Why Digitization of Higher Education Should be a Priority for Ethiopia After the Telco Sector Liberalization

The new directions and reform undertaken by the government of Ethiopia (GOE) that liberalizes the telco sector and puts digitization at the forefront of the country’s development agenda have led to much optimism, but uncertainty remains as to their pace and impact that is further exacerbated by the COVID-19 pandemic and by instances of ethnic and political violence currently happening in the country. With 60% of Ethiopia’s 113 million population currently being under the age of 24, and projected to double by 2050, the high unemployment rate with more than 2 million youth entering into the workforce, restless youth, food insecurity and increasing urbanization is exerting a huge pressure on natural resources, infrastructure, the economy, services, and political stability.

With the fourth industrial revolution and digitization driving all aspects of the global society and economy, if the GOE is to actualize its vision to transition to a more democratic, middle income status by 2025 with a prosperous society, accountable institutions and private-sector led growth, it is vital for Ethiopia to leverage its demographic dividend and digitally transform its economy. Access to affordable, high quality internet services being the foundation of a digital economy, the liberalization of the Ethiopian telco sector happening this year, will therefore mark a major milestone in Ethiopia’s digital transformation journey.

Once high quality internet is widely accessible, higher education institutions have a fundamental role to play in nurturing the development of demand-driven digital and technical skills because of their duty to provide teaching and learning, research, and to foster innovation and entrepreneurship. Higher education institutions are the drivers of the technology, economy, social, and cultural advancement of the country through the creation of skillful workforce. Research, that stems from the higher education system also generates knowledge, fuels startup ecosystems, stimulates international cooperation and increases competitiveness globally.

The higher education sector in Ethiopia is poised to witness significant growth in the years to come and will play a critical role in Ethiopia’s digital transformation and sustainable development. However, Ethiopia’s higher education system, which consists of more than 471 universities, 1500 TVETs and over 3 million students, already faces challenges such as capacity, scale, and quality. Higher education institutions have an enormous responsibility to turn the Ethiopian youth explosion into a dividend by bridging the skills-to-jobs gap, developing new digital skills, supporting digital entrepreneurship and creating digital jobs. To achieve the monumental task, universities and TVETs must embrace digitization themselves to significantly increase Ethiopia’s national enrollment rate that currently stands at less than 20 percent, by overcoming physical and resource constrains and democratize learning to all classes of the population.

Digitization would also enable higher education institutions to effectively respond to the increasing pressure they face to enhance their students’ career outcomes. This is done by creating better linkages with the local economy through project-based learning that engages students to solve challenges facing businesses and public institutions. Higher education and job creation governing bodies must therefore work hand-in-hand, and involve private digital platforms providers to avert the prevailing skills-jobs mismatch in the country’s current industrial economy.

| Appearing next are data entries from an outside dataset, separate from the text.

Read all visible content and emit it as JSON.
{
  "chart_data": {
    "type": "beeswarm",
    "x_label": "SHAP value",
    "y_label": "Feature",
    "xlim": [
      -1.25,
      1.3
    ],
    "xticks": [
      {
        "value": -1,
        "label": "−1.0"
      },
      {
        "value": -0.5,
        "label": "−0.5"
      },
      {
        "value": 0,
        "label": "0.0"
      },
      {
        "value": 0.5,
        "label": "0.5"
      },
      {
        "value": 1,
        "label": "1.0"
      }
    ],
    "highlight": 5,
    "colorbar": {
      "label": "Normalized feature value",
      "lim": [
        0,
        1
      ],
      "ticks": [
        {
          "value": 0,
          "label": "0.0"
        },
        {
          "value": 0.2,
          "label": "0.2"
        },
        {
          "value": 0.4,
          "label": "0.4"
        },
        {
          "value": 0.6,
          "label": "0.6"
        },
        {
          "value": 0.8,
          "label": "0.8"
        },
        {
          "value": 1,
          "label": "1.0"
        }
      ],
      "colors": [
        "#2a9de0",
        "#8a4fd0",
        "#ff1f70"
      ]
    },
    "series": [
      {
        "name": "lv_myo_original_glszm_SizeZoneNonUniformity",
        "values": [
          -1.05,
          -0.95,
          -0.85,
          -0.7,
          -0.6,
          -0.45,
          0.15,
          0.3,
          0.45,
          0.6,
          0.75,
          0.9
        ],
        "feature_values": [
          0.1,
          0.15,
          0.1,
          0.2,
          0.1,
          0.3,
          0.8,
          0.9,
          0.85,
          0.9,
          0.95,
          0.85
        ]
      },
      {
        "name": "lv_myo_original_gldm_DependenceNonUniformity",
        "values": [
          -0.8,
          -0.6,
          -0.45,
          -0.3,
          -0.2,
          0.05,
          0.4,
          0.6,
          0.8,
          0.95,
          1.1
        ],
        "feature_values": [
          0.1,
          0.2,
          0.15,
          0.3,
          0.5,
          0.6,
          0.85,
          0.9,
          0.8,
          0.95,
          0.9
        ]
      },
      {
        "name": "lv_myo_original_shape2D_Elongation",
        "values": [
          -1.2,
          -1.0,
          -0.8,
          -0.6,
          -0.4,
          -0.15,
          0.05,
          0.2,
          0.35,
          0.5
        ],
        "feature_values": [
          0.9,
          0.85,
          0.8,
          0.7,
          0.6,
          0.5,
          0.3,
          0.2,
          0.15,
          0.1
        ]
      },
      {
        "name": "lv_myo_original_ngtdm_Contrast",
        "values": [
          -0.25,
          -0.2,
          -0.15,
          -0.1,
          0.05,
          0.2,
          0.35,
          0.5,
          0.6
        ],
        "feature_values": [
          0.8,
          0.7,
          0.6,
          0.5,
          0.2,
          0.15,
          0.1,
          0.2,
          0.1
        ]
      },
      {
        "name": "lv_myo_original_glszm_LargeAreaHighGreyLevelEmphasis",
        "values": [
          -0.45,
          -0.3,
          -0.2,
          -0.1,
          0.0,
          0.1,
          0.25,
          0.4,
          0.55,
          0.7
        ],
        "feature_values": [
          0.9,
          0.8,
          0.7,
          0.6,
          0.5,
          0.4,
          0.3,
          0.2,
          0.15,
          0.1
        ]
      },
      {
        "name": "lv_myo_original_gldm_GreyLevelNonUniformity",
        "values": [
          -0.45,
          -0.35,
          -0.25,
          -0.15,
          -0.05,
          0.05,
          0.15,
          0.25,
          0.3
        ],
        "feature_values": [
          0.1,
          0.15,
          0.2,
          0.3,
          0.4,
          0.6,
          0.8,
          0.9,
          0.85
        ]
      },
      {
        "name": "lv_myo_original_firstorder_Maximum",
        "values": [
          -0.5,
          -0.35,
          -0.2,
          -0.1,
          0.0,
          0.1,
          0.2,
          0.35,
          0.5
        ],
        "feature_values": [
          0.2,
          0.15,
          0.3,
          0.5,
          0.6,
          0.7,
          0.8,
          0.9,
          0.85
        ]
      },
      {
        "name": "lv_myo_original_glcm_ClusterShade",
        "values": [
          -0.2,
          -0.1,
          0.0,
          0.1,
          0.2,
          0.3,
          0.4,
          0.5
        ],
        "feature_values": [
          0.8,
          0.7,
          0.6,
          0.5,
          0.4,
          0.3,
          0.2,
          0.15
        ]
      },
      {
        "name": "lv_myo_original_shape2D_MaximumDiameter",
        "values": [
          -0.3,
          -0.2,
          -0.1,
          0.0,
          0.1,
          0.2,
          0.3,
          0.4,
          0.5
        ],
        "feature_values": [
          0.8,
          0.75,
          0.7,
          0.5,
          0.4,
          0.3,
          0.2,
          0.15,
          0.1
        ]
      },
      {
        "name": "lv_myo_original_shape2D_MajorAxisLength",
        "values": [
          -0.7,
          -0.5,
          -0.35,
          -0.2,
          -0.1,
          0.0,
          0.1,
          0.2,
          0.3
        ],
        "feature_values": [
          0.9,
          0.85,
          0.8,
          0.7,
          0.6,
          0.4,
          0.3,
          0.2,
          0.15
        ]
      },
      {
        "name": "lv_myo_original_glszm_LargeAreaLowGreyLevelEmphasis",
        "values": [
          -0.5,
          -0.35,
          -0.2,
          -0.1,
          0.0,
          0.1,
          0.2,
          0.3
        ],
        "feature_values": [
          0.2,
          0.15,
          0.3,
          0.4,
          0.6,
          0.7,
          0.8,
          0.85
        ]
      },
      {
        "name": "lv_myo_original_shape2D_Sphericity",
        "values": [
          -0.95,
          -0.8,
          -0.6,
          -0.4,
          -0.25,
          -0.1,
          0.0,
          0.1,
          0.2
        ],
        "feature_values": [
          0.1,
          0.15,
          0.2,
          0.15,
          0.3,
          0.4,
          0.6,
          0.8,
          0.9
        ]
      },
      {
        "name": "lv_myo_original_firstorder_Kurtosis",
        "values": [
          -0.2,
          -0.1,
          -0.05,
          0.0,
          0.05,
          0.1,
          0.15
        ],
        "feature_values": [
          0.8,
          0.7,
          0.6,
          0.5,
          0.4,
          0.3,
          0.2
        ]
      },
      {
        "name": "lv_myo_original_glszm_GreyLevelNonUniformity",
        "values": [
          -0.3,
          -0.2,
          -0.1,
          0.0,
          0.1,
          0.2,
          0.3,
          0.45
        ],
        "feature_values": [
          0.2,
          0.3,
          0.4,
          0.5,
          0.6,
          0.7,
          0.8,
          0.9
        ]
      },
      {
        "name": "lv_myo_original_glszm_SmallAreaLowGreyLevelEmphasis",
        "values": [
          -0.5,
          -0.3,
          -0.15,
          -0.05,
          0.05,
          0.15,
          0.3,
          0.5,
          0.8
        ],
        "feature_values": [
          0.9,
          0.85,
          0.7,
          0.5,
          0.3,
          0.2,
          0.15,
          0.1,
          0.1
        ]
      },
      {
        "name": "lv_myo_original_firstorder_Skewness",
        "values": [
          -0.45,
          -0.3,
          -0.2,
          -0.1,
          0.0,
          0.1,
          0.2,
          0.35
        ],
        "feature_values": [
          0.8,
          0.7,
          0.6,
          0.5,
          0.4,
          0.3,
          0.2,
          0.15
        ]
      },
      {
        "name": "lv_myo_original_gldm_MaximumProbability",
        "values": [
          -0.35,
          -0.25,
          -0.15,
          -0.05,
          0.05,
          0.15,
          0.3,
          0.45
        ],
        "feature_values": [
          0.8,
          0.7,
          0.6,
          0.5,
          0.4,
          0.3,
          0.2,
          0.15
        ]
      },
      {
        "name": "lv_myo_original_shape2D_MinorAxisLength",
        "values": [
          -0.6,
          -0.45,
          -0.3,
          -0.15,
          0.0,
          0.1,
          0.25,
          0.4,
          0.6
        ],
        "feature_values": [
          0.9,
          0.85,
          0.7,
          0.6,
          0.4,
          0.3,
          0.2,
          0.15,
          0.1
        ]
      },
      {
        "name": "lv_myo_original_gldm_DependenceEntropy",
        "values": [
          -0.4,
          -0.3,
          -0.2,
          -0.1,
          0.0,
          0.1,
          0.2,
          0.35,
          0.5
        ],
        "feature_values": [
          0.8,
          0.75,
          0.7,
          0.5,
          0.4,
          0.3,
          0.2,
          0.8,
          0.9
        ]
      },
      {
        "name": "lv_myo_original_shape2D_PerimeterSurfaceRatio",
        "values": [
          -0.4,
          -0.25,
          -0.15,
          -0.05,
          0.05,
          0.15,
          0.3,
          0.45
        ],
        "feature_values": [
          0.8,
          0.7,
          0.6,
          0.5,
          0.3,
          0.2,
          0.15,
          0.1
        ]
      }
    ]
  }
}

They must also evolve into technological hubs to provide Ethiopian students with the support they need to turn their ideas into viable businesses, and to cultivate startup ecosystems for the future digital economy.

The historic public-private partnership between MoSHE, Intellimedia Networks, as well as with its local project design and implementing partners Andalem Consulting and United Systems Integrators, is the ideal public sector supported and private sector led framework to achieve Ethiopia’s goal to rip the benefits of digitization in its higher education sector. The MoSHE-Apollo project aims to surf on Ethiopia’s expanding connectivity backbone, to deliver a complete set of digital tools that will not only personalize learning and accelerate the creation of skillful workforce, but also smoothen their effective integration in Ethiopia's public, private and social institutions. The digital transformation of higher education being inextricably linked to investments in the national IT infrastructure, the GOE's recent move to liberalize the telco sector and prioritize broadband access to educational institutions and underserved rural areas, is a major step forward in bridging digital divide depriving millions of people access to information, knowledge and networks in the country. The omnichannel delivery capability and dynamic adaptability to local connectivity situations makes the MoSHE-Apollo platform ideal to mitigate inequalities in the spatial distribution of network infrastructure. This enables students to access online educational content on their smartphones in a data frugal manner or access in-app downloaded courses, offline from anywhere.

The project will create data-driven linkage between student skills and interests with industry relevant projects through the delivery of custom-built content, project-based learning and apprenticeship opportunities earlier in their learning journey, in collaboration with public and industrial stakeholders. Students with entrepreneurial aspirations will also be identified at an earlier stage of their tertiary education and will be provided technical, soft skill and startup creation educational content that will enable them to develop their startup ideas. Upon graduation, the project will also link them with innovation hubs, incubator/accelerator programs and startup bootcamps that will enable them to create the industries of tomorrow.